EUROPE/MIDDLE EAST/AFRICA
Bank of England meeting ends shortly with an expected 25 bp cut to 5.0%. However, there is scope for heightened volatility as nearly a quarter of the 41 analysts polled by Bloomberg see steady rates and the swaps market implies 60% odds of a hike. We expect the BOE to cut the policy rate 25 bp, in large part because headline CPI inflation has been at the BOE’s 2% target the last two months. Granted, services CPI inflation is still running high at 5.7% y/y, but forward-looking indicators point to a sharp slowdown in H2. In July. In June, the vote to stay on hold was 7-2 with the 2 dissents favoring a cut. As such, a rate cut today needs the support of just 3 more MPC members. Updated macro forecasts will be released, while both Bailey and Pill speak.
BOE July DMP inflation expectations will be reported. Expectations had been falling steadily but seem to have bottomed out in recent months. However, we do not think this is enough to derail a cut today.
Czech National Bank is expected to cut rates 25 bp to 4.50%. At the last meeting June 27, the delivered a dovish surprise and cut rates 50 bp to 4.75% vs. 25 bp expected. However, Governor Michl said then that the pace of easing was likely to slow in the coming meetings and added that next move was likely to be either a 25 bp cut or a pause. The swaps market is pricing in 100 bp of total easing over the next 12 months.
ASIA
Japan stocks fell the most since 2020 in the wake of the BOJ hike. The Topix fell -3.2% on the day, while the Nikkei 225 fell -2.5%. At the root of the problem is the strong yen, which traded as low as 148.50 today, the lowest since mid-March. Exports and tourism are at great risk from the strong yen, but markets are also left wondering whether the broader economy can withstand this shock.

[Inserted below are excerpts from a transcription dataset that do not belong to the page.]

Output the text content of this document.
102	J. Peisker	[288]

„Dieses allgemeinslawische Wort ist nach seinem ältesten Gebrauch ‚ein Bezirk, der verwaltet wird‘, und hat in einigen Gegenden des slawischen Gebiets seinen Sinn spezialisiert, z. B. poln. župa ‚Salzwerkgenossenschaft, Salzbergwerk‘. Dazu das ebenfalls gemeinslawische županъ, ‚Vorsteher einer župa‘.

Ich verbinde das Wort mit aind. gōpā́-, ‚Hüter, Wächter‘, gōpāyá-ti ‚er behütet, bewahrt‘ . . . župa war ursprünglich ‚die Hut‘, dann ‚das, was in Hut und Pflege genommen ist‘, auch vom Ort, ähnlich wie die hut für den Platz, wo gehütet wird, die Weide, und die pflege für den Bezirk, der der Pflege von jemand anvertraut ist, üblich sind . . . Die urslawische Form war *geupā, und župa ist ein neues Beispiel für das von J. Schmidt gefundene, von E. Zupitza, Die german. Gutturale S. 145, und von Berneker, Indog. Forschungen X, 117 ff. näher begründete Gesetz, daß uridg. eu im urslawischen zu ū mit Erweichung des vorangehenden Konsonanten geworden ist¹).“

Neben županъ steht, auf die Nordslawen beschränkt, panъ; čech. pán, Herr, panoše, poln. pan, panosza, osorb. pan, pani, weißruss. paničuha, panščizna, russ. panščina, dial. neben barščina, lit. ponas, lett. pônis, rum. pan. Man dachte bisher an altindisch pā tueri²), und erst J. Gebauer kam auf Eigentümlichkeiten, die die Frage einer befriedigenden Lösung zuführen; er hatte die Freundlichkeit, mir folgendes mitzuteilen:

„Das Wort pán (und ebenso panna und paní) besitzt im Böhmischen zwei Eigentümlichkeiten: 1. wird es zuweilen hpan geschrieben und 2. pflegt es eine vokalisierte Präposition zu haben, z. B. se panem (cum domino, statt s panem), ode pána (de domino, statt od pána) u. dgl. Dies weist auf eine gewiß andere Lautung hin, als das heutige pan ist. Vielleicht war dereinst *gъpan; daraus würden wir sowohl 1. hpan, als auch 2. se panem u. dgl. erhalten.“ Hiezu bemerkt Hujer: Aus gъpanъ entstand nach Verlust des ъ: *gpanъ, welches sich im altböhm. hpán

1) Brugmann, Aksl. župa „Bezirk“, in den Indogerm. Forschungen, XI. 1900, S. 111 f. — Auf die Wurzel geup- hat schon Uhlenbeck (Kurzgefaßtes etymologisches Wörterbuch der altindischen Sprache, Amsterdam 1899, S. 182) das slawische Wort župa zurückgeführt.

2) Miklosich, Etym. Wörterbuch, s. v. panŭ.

Even before this week’s actions and reactions, economic data had been softening.
Caixin reported soft July manufacturing PMI. Headline came in at 49.8 vs. 51.5 expected and 51.8 in June. We believe the Caixin PMIs have been overstating growth in China and will eventually move towards the weaker official readings that are likely closer to the mark. Indeed, the weak economy clearly led the PBOC to unexpectedly cut rates last week. Caixin services and composite PMIs will be reported Monday.
Korea reported July trade data. Exports came in at 13.9% y/y vs. 18.4% expected and 5.1% in June, while imports came in at 10.5% y/y vs. 13.4% expected and -7.5% in June. While both continue to recover, much of it is due to low base effects, which will fade in the coming months. Along with the weak mainland China outlook, this suggests regional trade and activity remains at risk.
COMMODITIES
Crude oil prices continue to move higher on fears of a broader regional conflict in the Middle East. Iran has vowed revenge after Israel assassinated the political leader of Hamas in Tehran and killed a senior member of Hezbollah in Beirut. It's been pretty amazing how markets have been able to basically overlook two running ground wars that are always at risk of turning into three (or more), and so there will always be developments and headline risks that impact energy prices. Nevertheless, China’s sluggish growth outlook remains a structural headwind for commodity prices overall.